“Salve ó Senhora Santa, Rainha Santíssima, Mãe de Deus, ó Maria… Em vós residiu e reside toda plenitude da graça e todo o bem”.
(São Francisco de Assis)
“A nossa celeste menina, tanto por causa de seu ofício de medianeira do mundo, como em vista de sua vocação para Mãe do Redentor, recebeu, desde o primeiro instante de sua vida, graça mais abundante que a de todos os Santos reunidos”
(Santo Afonso de Ligório)
Maria é filha de São Joaquim e Sant’Ana, no entanto, desde o início de sua existência esteve livre do pecado original, sem mácula, sem mancha, um dom de Deus concedido à Virgem Santíssima. Esse milagre foi exaltado pela própria Virgem Maria em seu Magnificat: “A minha alma glorifica ao Senhor e o meu espírito se alegra em Deus, meu Salvador. Porque pôs os olhos na humildade da sua serva: de hoje em diante me chamarão bem-aventurada todas as gerações. O Todo-poderoso fez em mim maravilhas”. (Lc 1, 47-48). Ela nunca esteve separada de Deus, pois era o seu plano desde o princípio torná-la Mãe de Nosso Senhor Jesus Cristo. Isso simboliza a sua Imaculada Conceição.

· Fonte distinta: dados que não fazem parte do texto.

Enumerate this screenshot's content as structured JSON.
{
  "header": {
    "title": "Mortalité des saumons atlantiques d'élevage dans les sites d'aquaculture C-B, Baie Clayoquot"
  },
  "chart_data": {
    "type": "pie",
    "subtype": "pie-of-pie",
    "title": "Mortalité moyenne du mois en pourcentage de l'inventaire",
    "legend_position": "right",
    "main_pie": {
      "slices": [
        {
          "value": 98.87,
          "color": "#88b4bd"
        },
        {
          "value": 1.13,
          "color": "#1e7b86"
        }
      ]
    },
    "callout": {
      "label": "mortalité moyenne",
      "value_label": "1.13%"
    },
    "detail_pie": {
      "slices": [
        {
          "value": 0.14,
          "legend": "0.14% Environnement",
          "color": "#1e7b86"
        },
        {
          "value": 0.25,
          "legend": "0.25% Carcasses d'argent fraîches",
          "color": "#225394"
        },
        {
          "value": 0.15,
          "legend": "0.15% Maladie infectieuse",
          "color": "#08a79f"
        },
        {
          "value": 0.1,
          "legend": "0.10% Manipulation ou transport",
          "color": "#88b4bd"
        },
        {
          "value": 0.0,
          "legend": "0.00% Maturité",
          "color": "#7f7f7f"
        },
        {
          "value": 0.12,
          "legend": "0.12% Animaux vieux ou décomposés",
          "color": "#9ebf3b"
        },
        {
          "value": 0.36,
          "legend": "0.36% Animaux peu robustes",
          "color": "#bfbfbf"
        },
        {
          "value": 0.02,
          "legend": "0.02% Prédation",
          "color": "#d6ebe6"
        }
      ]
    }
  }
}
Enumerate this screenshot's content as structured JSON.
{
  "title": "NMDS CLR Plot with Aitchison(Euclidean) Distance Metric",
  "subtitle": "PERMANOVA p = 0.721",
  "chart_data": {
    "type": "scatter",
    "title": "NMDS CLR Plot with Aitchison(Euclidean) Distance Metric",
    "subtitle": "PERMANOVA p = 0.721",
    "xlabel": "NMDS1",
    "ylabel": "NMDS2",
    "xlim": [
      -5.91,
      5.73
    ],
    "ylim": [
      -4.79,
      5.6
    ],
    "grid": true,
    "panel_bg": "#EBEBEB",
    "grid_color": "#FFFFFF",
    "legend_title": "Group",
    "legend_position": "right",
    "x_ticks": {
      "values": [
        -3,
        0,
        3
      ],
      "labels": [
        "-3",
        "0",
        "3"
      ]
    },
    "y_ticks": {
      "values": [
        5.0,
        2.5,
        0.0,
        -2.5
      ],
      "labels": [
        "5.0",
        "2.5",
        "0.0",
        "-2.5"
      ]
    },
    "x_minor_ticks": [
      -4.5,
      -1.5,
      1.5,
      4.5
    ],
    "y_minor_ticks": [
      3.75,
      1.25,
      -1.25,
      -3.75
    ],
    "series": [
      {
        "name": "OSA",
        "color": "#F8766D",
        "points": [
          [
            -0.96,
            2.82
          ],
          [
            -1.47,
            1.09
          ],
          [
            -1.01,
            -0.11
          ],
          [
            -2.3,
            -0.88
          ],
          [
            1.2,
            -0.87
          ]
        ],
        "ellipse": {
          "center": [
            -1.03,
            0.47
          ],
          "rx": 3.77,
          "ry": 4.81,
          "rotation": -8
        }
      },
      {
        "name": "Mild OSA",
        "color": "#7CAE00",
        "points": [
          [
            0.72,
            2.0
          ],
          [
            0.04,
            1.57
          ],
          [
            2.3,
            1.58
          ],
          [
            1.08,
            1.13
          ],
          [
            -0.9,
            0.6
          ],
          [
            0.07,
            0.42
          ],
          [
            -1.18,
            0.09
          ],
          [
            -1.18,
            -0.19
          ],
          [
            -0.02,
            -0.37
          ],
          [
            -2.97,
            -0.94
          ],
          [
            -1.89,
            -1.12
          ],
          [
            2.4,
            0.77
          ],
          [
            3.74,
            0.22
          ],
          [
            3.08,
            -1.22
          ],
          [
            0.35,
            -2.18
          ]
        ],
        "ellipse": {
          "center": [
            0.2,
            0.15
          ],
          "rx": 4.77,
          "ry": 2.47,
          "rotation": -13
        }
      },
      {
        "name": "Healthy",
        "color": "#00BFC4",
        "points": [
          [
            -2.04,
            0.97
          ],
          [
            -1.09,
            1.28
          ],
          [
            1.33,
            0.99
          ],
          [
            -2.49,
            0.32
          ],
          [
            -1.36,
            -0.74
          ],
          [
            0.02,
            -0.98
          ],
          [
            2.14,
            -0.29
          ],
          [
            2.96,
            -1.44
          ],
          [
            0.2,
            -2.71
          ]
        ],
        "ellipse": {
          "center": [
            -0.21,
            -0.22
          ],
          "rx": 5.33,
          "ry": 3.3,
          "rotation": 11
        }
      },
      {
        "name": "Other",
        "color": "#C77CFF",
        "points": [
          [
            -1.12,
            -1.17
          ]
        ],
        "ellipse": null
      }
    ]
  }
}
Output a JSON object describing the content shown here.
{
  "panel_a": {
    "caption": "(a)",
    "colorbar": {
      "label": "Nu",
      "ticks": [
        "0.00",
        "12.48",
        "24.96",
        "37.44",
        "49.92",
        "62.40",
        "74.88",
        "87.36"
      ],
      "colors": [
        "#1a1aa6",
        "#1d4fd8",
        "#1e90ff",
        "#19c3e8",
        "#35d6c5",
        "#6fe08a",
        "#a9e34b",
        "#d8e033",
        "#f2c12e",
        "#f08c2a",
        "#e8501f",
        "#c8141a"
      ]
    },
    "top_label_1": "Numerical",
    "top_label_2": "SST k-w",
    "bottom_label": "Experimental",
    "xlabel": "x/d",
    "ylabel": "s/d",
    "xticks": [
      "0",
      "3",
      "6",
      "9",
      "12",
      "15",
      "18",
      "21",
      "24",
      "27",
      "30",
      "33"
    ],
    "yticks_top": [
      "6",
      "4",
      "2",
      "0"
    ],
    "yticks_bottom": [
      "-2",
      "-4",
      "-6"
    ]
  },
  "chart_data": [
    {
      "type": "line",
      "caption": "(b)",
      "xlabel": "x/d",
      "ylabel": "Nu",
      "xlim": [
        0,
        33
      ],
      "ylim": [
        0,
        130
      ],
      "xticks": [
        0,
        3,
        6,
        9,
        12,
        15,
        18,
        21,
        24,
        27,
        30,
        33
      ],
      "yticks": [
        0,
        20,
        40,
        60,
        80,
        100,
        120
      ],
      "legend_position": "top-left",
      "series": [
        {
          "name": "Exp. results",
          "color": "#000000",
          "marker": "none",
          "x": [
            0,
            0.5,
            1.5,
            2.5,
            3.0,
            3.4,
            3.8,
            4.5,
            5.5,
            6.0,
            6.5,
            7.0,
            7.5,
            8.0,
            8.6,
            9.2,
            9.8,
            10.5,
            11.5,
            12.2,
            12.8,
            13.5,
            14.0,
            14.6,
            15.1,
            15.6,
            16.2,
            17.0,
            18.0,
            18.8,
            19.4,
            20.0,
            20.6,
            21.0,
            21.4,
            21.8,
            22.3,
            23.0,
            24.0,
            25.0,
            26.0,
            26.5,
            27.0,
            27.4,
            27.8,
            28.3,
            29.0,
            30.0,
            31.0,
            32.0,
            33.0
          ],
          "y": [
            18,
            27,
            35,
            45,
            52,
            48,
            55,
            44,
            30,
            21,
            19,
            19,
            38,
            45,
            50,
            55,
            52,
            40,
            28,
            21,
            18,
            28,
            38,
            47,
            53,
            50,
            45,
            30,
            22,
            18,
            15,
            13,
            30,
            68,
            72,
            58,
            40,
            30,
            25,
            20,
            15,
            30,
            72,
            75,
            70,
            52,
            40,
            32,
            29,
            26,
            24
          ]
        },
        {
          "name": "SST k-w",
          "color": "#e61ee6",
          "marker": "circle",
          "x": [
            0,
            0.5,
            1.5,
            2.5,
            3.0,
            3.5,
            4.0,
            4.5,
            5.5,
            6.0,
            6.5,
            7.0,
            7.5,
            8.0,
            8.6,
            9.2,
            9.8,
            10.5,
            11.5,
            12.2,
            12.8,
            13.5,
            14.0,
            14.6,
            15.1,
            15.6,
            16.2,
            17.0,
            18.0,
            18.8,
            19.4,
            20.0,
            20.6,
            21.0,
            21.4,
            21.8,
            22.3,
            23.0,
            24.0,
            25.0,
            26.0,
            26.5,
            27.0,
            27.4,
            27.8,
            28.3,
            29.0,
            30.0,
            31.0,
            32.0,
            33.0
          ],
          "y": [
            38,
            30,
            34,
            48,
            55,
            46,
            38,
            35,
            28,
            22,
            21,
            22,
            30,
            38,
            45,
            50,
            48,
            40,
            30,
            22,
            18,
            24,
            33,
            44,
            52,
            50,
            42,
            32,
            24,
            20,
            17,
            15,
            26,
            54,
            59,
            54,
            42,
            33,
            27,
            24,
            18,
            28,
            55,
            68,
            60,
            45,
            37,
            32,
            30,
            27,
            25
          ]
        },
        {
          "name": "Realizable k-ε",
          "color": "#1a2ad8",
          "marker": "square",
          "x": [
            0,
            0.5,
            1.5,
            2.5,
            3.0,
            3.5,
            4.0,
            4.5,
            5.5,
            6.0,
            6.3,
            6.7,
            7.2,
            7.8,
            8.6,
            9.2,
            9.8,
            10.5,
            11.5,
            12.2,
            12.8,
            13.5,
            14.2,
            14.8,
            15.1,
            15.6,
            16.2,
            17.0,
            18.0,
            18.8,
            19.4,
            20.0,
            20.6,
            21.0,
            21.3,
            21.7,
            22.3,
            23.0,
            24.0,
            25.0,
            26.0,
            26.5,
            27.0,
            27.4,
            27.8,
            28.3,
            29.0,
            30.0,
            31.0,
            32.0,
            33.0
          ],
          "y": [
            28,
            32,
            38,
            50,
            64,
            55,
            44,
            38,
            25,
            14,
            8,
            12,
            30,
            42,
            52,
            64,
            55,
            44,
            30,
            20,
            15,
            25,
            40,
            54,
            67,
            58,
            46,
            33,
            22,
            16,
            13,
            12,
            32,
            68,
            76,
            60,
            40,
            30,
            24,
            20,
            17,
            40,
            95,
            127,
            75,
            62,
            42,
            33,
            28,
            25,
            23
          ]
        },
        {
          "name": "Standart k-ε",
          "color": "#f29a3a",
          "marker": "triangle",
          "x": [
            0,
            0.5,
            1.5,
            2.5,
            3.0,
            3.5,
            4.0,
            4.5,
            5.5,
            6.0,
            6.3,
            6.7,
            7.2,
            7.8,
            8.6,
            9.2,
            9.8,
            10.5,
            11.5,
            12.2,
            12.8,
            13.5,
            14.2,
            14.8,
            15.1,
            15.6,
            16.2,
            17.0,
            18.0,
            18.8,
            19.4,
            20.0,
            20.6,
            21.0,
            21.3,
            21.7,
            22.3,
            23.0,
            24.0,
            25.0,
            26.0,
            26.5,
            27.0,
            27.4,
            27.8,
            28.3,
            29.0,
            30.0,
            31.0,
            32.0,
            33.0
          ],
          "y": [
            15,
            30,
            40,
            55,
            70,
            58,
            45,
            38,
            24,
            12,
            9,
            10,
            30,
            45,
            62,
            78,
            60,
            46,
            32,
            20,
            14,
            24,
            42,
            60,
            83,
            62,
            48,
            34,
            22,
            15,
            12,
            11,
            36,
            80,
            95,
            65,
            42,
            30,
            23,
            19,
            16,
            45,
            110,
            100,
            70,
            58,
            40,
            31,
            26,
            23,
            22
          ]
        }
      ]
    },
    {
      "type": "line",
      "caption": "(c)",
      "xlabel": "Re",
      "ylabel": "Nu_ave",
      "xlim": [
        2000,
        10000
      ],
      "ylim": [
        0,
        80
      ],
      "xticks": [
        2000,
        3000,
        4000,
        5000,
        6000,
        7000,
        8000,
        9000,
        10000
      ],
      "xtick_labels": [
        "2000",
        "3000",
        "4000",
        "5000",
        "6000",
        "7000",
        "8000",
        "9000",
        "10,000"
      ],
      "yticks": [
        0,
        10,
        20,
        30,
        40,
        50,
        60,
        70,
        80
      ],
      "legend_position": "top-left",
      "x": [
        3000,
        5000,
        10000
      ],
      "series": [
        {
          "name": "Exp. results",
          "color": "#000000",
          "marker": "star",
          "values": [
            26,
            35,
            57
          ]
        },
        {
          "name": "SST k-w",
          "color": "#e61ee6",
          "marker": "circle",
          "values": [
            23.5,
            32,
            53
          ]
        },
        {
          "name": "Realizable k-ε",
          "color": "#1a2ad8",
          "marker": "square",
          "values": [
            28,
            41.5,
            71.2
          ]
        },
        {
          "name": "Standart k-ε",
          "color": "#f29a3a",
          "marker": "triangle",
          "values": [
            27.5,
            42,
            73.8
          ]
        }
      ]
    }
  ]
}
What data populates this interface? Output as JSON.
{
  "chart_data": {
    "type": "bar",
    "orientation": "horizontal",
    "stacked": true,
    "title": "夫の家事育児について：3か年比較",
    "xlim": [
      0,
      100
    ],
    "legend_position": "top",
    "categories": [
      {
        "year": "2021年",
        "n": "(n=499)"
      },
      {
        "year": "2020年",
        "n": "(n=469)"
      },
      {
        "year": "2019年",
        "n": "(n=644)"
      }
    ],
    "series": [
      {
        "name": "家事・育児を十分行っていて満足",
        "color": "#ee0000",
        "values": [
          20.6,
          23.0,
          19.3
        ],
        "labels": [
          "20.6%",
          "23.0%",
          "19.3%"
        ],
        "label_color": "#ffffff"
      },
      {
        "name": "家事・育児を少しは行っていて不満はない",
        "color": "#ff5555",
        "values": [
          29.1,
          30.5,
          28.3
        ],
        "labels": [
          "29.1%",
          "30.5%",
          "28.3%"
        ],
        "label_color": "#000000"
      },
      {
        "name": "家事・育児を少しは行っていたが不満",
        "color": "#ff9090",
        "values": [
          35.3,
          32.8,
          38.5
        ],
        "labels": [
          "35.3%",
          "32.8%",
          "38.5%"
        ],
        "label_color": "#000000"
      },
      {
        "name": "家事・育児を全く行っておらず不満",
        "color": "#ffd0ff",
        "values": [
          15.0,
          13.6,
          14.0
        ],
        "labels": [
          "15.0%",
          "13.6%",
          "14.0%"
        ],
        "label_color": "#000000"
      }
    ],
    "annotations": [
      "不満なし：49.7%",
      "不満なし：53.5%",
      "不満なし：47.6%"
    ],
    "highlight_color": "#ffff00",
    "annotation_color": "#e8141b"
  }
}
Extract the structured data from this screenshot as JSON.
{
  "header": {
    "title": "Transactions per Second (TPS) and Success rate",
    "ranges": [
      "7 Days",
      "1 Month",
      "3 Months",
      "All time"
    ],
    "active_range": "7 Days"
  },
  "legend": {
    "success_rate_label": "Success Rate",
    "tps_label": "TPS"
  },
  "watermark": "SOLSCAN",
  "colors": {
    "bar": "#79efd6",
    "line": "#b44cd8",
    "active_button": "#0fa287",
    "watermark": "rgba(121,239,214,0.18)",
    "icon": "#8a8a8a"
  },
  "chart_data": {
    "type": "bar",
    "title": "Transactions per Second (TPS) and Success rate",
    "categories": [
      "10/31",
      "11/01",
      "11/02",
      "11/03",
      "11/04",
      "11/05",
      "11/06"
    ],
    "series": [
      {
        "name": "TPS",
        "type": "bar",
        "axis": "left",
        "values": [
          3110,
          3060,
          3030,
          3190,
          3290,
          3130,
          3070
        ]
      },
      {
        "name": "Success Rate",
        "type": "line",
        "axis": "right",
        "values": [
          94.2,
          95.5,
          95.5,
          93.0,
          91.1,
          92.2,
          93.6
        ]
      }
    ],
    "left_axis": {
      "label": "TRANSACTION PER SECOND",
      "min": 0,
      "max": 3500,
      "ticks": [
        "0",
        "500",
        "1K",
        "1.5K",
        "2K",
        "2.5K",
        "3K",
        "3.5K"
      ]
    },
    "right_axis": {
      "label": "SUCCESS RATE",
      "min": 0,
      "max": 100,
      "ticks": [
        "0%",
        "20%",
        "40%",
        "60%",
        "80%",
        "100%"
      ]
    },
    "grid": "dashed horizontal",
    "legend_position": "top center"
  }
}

Maria sempre soube dar o seu SIM a Deus muito antes da visita do Anjo Gabriel, ainda no ventre de sua mãe, voltada unicamente para as coisas de Deus, seu entendimento e vontade estavam a serviço da fé, como nos afirma Santo Irineu:
“O nó da desobediência de Eva foi desatado pela obediência de Maria. O que uma fez por incredulidade o desfez a outra pela fé”.